これらのように、大脳で認知されてはじめて痛みという感覚になることから、患部の治癒過程と痛みの感覚が一致しない理由のひとつになります。
痛みが残存した状態で患部が治癒したと診断された患者や、診察で特に問題がなかったにも関わらず痛みがある場合は、痛みという感覚を和らげたいという気持ちで、民間療法など様々な所に結果を求めて行かれるというケースをよく耳にします。
僕もクリニックに勤務するひとりとして西洋医学の素晴らしいところも沢山あります。西洋医学では画像や血液データなど客観的にからだを診ているために、整形外科では骨髄腫がみつかることや、骨髄炎、蜂窩織炎などが早期に治療が開始できるなど、客観的データだからこそ確定診断が付くのだと思います。ただし、確定診断が付けにくい症状もあるのではないでしょうか。

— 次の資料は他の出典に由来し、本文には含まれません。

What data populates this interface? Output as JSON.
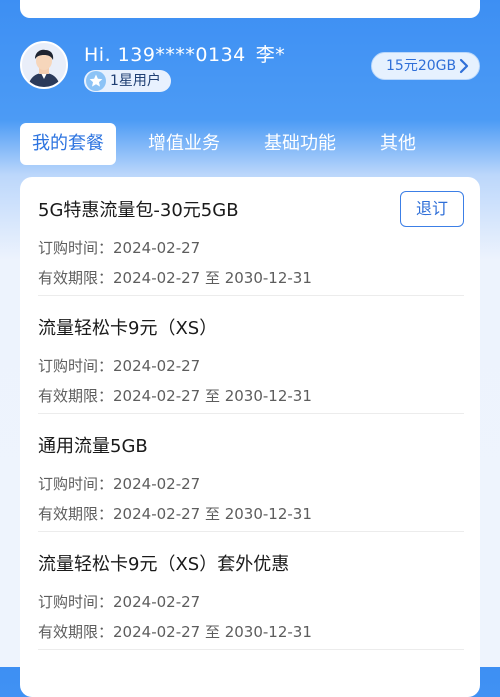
{
  "header": {
    "greeting": "Hi. 139****0134",
    "name": "李*",
    "level": "1星用户",
    "plan_summary": "15元20GB"
  },
  "tabs": [
    {
      "label": "我的套餐",
      "active": true
    },
    {
      "label": "增值业务",
      "active": false
    },
    {
      "label": "基础功能",
      "active": false
    },
    {
      "label": "其他",
      "active": false
    }
  ],
  "packages": [
    {
      "title": "5G特惠流量包-30元5GB",
      "order_label": "订购时间：",
      "order_date": "2024-02-27",
      "valid_label": "有效期限：",
      "valid_range": "2024-02-27 至 2030-12-31",
      "action": "退订"
    },
    {
      "title": "流量轻松卡9元（XS）",
      "order_label": "订购时间：",
      "order_date": "2024-02-27",
      "valid_label": "有效期限：",
      "valid_range": "2024-02-27 至 2030-12-31"
    },
    {
      "title": "通用流量5GB",
      "order_label": "订购时间：",
      "order_date": "2024-02-27",
      "valid_label": "有效期限：",
      "valid_range": "2024-02-27 至 2030-12-31"
    },
    {
      "title": "流量轻松卡9元（XS）套外优惠",
      "order_label": "订购时间：",
      "order_date": "2024-02-27",
      "valid_label": "有效期限：",
      "valid_range": "2024-02-27 至 2030-12-31"
    }
  ],
  "colors": {
    "primary": "#2d74e0",
    "header_blue": "#3d8ff3"
  },
  "icons": {
    "avatar": "user-avatar-icon",
    "level": "star-badge-icon",
    "pill": "chevron-right-icon"
  }
}
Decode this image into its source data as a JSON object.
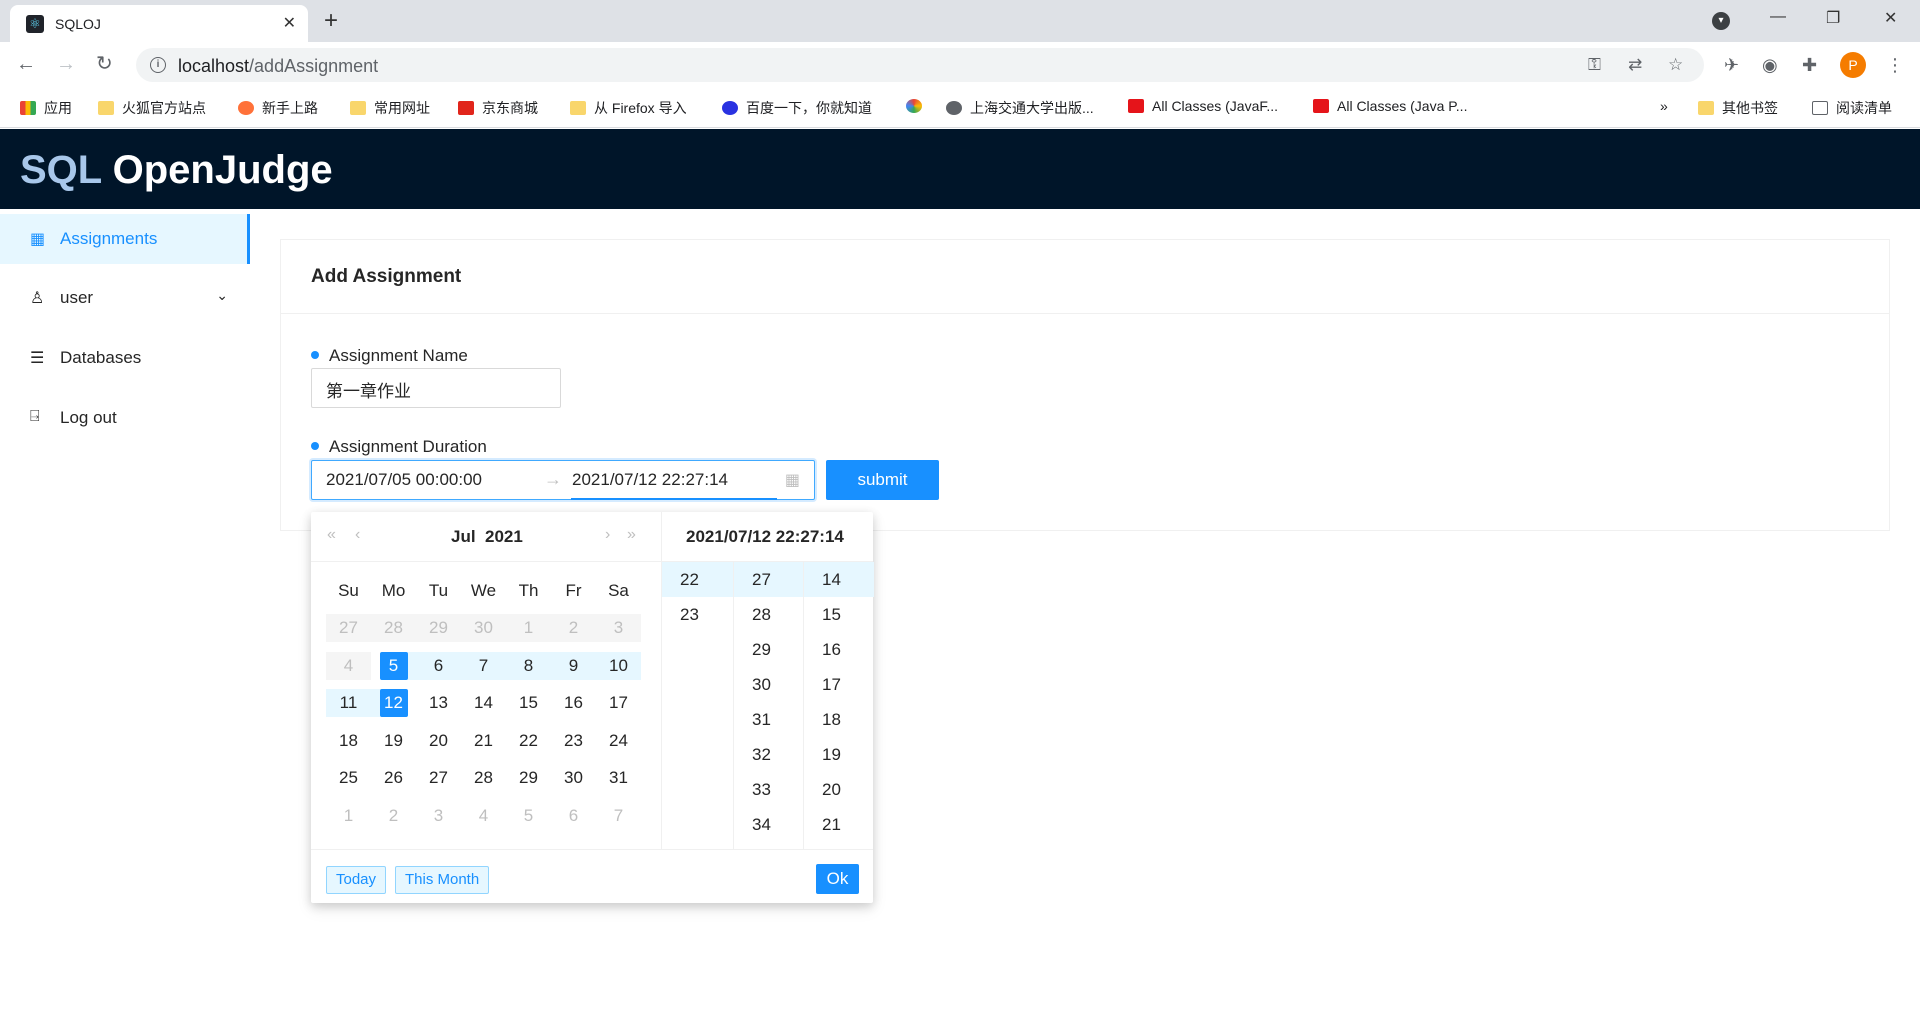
{
  "browser": {
    "tab_title": "SQLOJ",
    "url_host": "localhost",
    "url_path": "/addAssignment",
    "profile_initial": "P",
    "bookmarks": [
      {
        "label": "应用"
      },
      {
        "label": "火狐官方站点"
      },
      {
        "label": "新手上路"
      },
      {
        "label": "常用网址"
      },
      {
        "label": "京东商城"
      },
      {
        "label": "从 Firefox 导入"
      },
      {
        "label": "百度一下，你就知道"
      },
      {
        "label": "上海交通大学出版..."
      },
      {
        "label": "All Classes (JavaF..."
      },
      {
        "label": "All Classes (Java P..."
      },
      {
        "label": "其他书签"
      },
      {
        "label": "阅读清单"
      }
    ],
    "more_bookmarks": "»"
  },
  "app": {
    "logo_sql": "SQL",
    "logo_rest": " OpenJudge"
  },
  "sidebar": {
    "items": [
      {
        "label": "Assignments"
      },
      {
        "label": "user"
      },
      {
        "label": "Databases"
      },
      {
        "label": "Log out"
      }
    ]
  },
  "form": {
    "title": "Add Assignment",
    "name_label": "Assignment Name",
    "name_value": "第一章作业",
    "duration_label": "Assignment Duration",
    "start_value": "2021/07/05 00:00:00",
    "end_value": "2021/07/12 22:27:14",
    "submit_label": "submit"
  },
  "picker": {
    "month": "Jul",
    "year": "2021",
    "weekdays": [
      "Su",
      "Mo",
      "Tu",
      "We",
      "Th",
      "Fr",
      "Sa"
    ],
    "weeks": [
      [
        "27",
        "28",
        "29",
        "30",
        "1",
        "2",
        "3"
      ],
      [
        "4",
        "5",
        "6",
        "7",
        "8",
        "9",
        "10"
      ],
      [
        "11",
        "12",
        "13",
        "14",
        "15",
        "16",
        "17"
      ],
      [
        "18",
        "19",
        "20",
        "21",
        "22",
        "23",
        "24"
      ],
      [
        "25",
        "26",
        "27",
        "28",
        "29",
        "30",
        "31"
      ],
      [
        "1",
        "2",
        "3",
        "4",
        "5",
        "6",
        "7"
      ]
    ],
    "time_title": "2021/07/12 22:27:14",
    "hours": [
      "22",
      "23"
    ],
    "minutes": [
      "27",
      "28",
      "29",
      "30",
      "31",
      "32",
      "33",
      "34"
    ],
    "seconds": [
      "14",
      "15",
      "16",
      "17",
      "18",
      "19",
      "20",
      "21"
    ],
    "today_label": "Today",
    "this_month_label": "This Month",
    "ok_label": "Ok"
  }
}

現在の日本では医療費が高騰し、財政や保険診療を圧迫している現状では医療費を削減しようとする動きがあるのはしかたないのかもしれませんが、混合診療が基本的に認められていない以上、また、客観的に問題がないケース(痛みや違和感のみ)には積極的に治療がしにくい状況にある現状では、民間療法に患者が流れていくのはしかたないような気がします。
良いか悪いかを別にして、患者自身の希望を聞くと、「痛みをとってもらいたい」というのが第一なようです。患者の声を聞くと、なぜその痛みのサインが出ているのかという大切なことを抜きにして、痛みが改善するならば治療場所は西洋医学でも、東洋医学でも、民間療法でも、どこでもかまわないという方が多いというのが現実のような気がします。だからこそこれだけの民間療法が日本に生まれて、世界の中でのこれだけ手技療法が存在する国はないのではないでしょうか。まさに橋本敬三先生が言われているように「日本は宝島」ですね。
今日はこのあたりで・・・。ありがとうございました。